I assume all/most of these connection requests are from recruitment agents. In that case it seems very unlikely to me that they will hold a grudge and that it will play any factor at all whether or not they want to work with you in the future. A recruitment agent or it's employer will earn thousands to ten-thousands of euros (or its equivalent in other valuta) when they are able to place you somewhere.

So even if they remember you ignoring them in the first place, I think it's highly unlikely that they hold such a grudge over it that they are willing to miss out on the money they can earn on you.


My question is: do people kind of hold grudge if you ignore their requests? and can it hurt your career in future?

I think this question depends on how the contact was initiated. Suppose you're browsing around at your favorite company and you happen to look at a tech lead who sees you looked at his/her profile. They decide to reach out to you and you click ignore. They might hold a grudge then since they wasted time and effort to reach out to someone they figured would be interested in talking.

Keep in mind the above situation is atypical. If you do see someone reaching out to you in such a way, definitely at the very least tell them you're not looking for a job and that you wish to connect.

The more typical situation is a recruiter search for your name in a search query and then they would fire out a mass email. I gotten one where they invited maybe 100+ people into this Sunday interview. I'm not sure how many people answered, but I just deleted it.

With that said, they probably don't even keep track of you. I had one recruiter reach out to me for a job, I decided to say okay and went to the interview. They offered me a job right away and the recruiter sent all the paperwork over. I declined since it was too far away from me and she keep insisting and relaying what they were adding. Ultimately I declined the job and then three weeks later..... she sends me another email about the same job as if our interview never happened and she was very happy to schedule an interview. I just deleted the email and put the recruiter on the ignore list.


Most Linked-In requests are spam from Linked-In. When you sign-up with Linked-In, it uses dark UI pattern to get access to your email contacts / phone contacts. And then sends everyone in the contact list a "request" that looks like you sent it. So even if you have contacted someone once by email, and your address is autosaved to their contact list, you may get a connection request when they join LinkedIn. And they won't even know that you have received such a request from them. (And if you haven't joined Linked-In, it will keep spamming you).

So to answer your question, nobody's feelings are going to get hurt if you reject this kind of connection request.
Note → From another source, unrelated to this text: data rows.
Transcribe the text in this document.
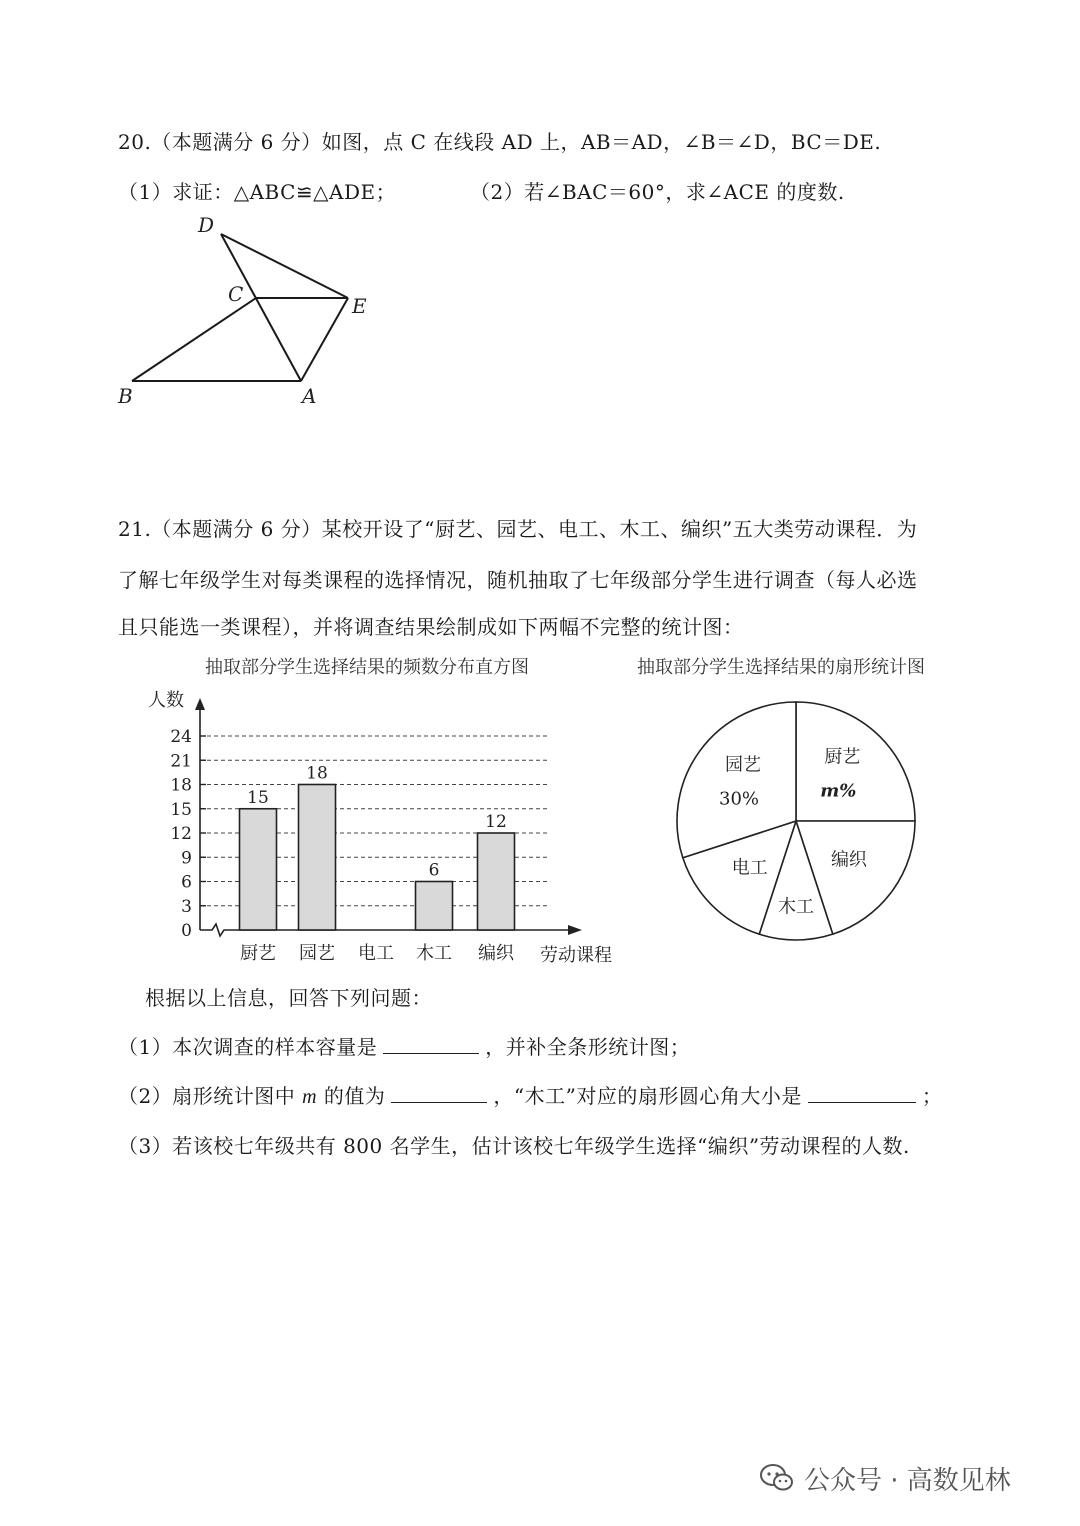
20.（本题满分 6 分）如图，点 C 在线段 AD 上，AB＝AD，∠B＝∠D，BC＝DE.
（1）求证：△ABC≌△ADE；	（2）若∠BAC＝60°，求∠ACE 的度数.
D
C	E
B	A
21.（本题满分 6 分）某校开设了“厨艺、园艺、电工、木工、编织”五大类劳动课程．为
了解七年级学生对每类课程的选择情况，随机抽取了七年级部分学生进行调查（每人必选
且只能选一类课程），并将调查结果绘制成如下两幅不完整的统计图：
抽取部分学生选择结果的频数分布直方图	抽取部分学生选择结果的扇形统计图
0
3
6
9
12
15
18
21
24
15
18
6
12
厨艺 园艺 电工 木工 编织
人数
劳动课程
厨艺
m%
编织
木工
电工
园艺
30%
根据以上信息，回答下列问题：
（1）本次调查的样本容量是	，并补全条形统计图；
（2）扇形统计图中 m 的值为	，“木工”对应的扇形圆心角大小是	；
（3）若该校七年级共有 800 名学生，估计该校七年级学生选择“编织”劳动课程的人数.
公众号 · 高数见林
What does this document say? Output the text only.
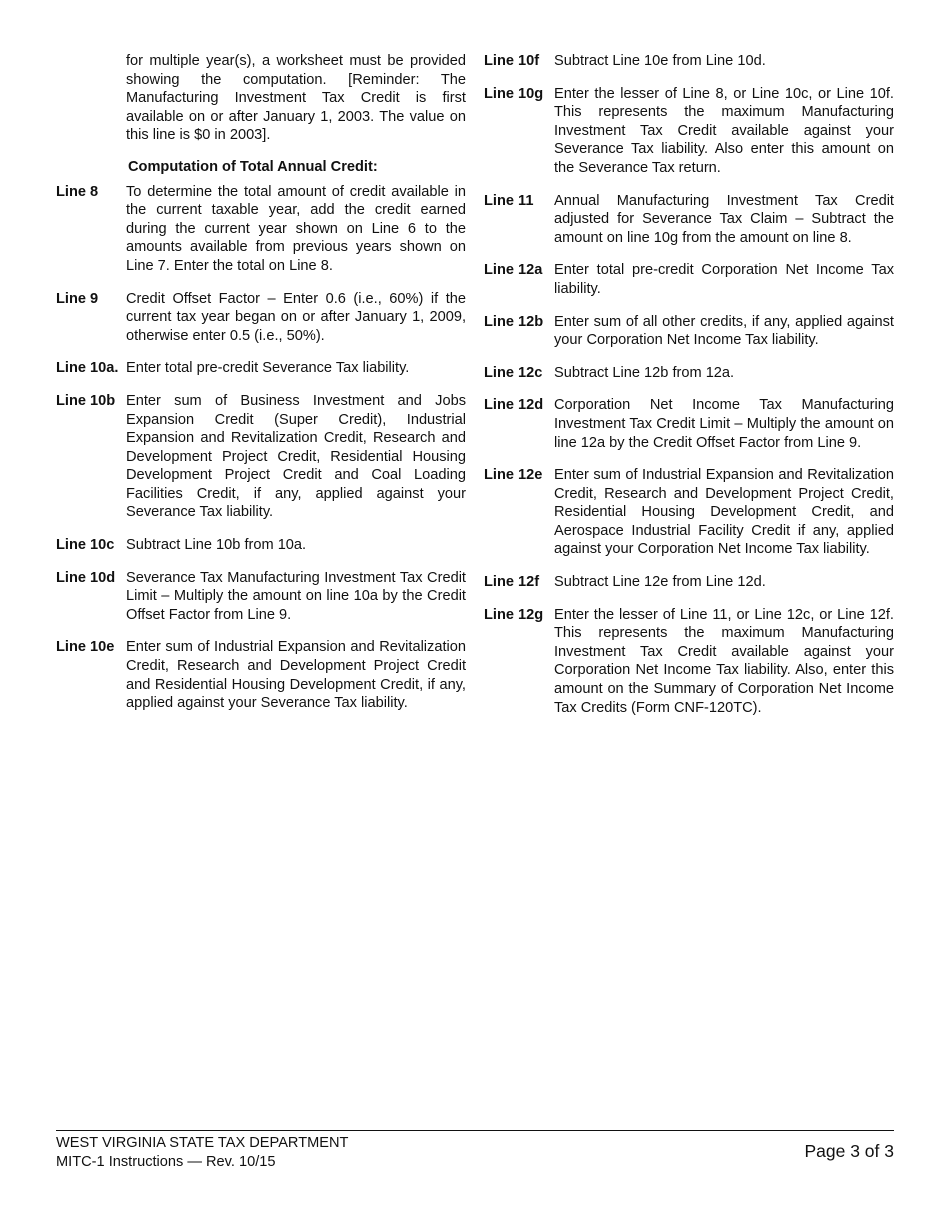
for multiple year(s), a worksheet must be provided showing the computation. [Reminder: The Manufacturing Investment Tax Credit is first available on or after January 1, 2003. The value on this line is $0 in 2003].
Computation of Total Annual Credit:
Line 8	To determine the total amount of credit available in the current taxable year, add the credit earned during the current year shown on Line 6 to the amounts available from previous years shown on Line 7. Enter the total on Line 8.
Line 9	Credit Offset Factor – Enter 0.6 (i.e., 60%) if the current tax year began on or after January 1, 2009, otherwise enter 0.5 (i.e., 50%).
Line 10a. Enter total pre-credit Severance Tax liability.
Line 10b Enter sum of Business Investment and Jobs Expansion Credit (Super Credit), Industrial Expansion and Revitalization Credit, Research and Development Project Credit, Residential Housing Development Project Credit and Coal Loading Facilities Credit, if any, applied against your Severance Tax liability.
Line 10c Subtract Line 10b from 10a.
Line 10d Severance Tax Manufacturing Investment Tax Credit Limit – Multiply the amount on line 10a by the Credit Offset Factor from Line 9.
Line 10e Enter sum of Industrial Expansion and Revitalization Credit, Research and Development Project Credit and Residential Housing Development Credit, if any, applied against your Severance Tax liability.
Line 10f	Subtract Line 10e from Line 10d.
Line 10g Enter the lesser of Line 8, or Line 10c, or Line 10f. This represents the maximum Manufacturing Investment Tax Credit available against your Severance Tax liability. Also enter this amount on the Severance Tax return.
Line 11	Annual Manufacturing Investment Tax Credit adjusted for Severance Tax Claim – Subtract the amount on line 10g from the amount on line 8.
Line 12a Enter total pre-credit Corporation Net Income Tax liability.
Line 12b Enter sum of all other credits, if any, applied against your Corporation Net Income Tax liability.
Line 12c Subtract Line 12b from 12a.
Line 12d Corporation Net Income Tax Manufacturing Investment Tax Credit Limit – Multiply the amount on line 12a by the Credit Offset Factor from Line 9.
Line 12e Enter sum of Industrial Expansion and Revitalization Credit, Research and Development Project Credit, Residential Housing Development Credit, and Aerospace Industrial Facility Credit if any, applied against your Corporation Net Income Tax liability.
Line 12f	Subtract Line 12e from Line 12d.
Line 12g Enter the lesser of Line 11, or Line 12c, or Line 12f. This represents the maximum Manufacturing Investment Tax Credit available against your Corporation Net Income Tax liability. Also, enter this amount on the Summary of Corporation Net Income Tax Credits (Form CNF-120TC).
WEST VIRGINIA STATE TAX DEPARTMENT
MITC-1 Instructions — Rev. 10/15
Page 3 of 3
If someone really wants to talk to you on Linked-In, they will ask you beforehand or get back to you later. (That's why it is good etiquette and practice to always contact someone before hand by email or SMS / Text and ask them if you can add them to your social network. And follow up later if someone rejected your request, but you really want them in your network list.).

As for hurting your career, well that depends on how much you want go down the rabbit-hole of Linked-In and invest time in it - Getting the Best from the World's Biggest Networking Site. (Personally, I find it a waste of time, and many only use it as an address book of professionals they know).

  • @SiHa I started out as a designer and so do actually know about this subject. (Do you know what "dark patterns" in UI designing are? If not, learn about it - darkpatterns.org ). The linked article may be 5 years old, but it describes very well how Linked-In uses dark patterns in their interface to very successfully hoowdwink people into granting access to their email contacts / address books.
    – sfxedit
    Commented Sep 20, 2021 at 12:16
  • 1
    OK - Maybe I overreacted after reading that linked blog post, which is really just a whine from an idiot. So "Dark UI Patterns" are a thing, I get that, and agree that they are a nuisance, I stand by my claim that you have to be pretty lazy to get duped by this - especially the "LinkedIn would like to manage your contacts" google popup. I have never received a single spam LinkedIn request from a contact, they all come exclusively from recruiters.